2.De gronden van de beslissing

Nu partijen een minnelijke regeling hebben getroffen en partijen eenparig een verzoek hebben gedaan dat strekt tot beëindiging van het bevolen onderzoek en tot opheffing van de onmiddellijke voorzieningen, en voldoende naar voren is gekomen dat Doeleman en Van Woudenberg daarmee instemmen, zal de Ondernemingskamer dienovereenkomstig beslissen.

3.De beslissing

De Ondernemingskamer:
beëindigt, met ingang van heden, het bij beschikking van 23 oktober 2014 bevolen onderzoek naar het beleid en de gang van zaken van MentaVitalis B.V., gevestigd te Maarn;
heft op, met ingang van heden, de bij beschikking van 23 oktober 2014 getroffen onmiddellijke voorzieningen;
verklaart deze beschikking uitvoerbaar bij voorraad.
Deze beschikking is gegeven door mr.
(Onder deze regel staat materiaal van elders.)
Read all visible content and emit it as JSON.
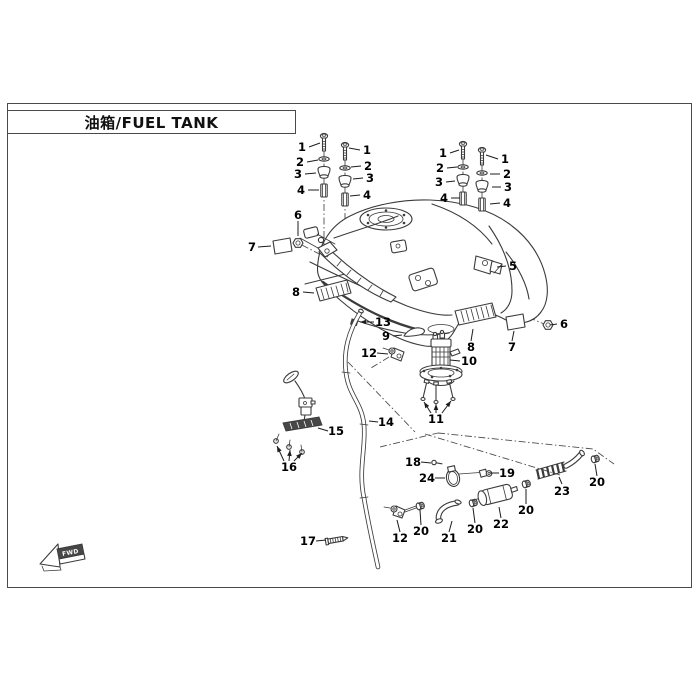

G.C. Makkink, voorzitter, mr. M.M.M. Tillema en mr. A.J. Wolfs, raadsheren, en dr. P.M. Verboom en mr. drs. B.M. Prins RA, raden, in tegenwoordigheid van mr. F.L.A. Straathof, griffier, en uitgesproken ter openbare terechtzitting van de Ondernemingskamer van 7 april 2016.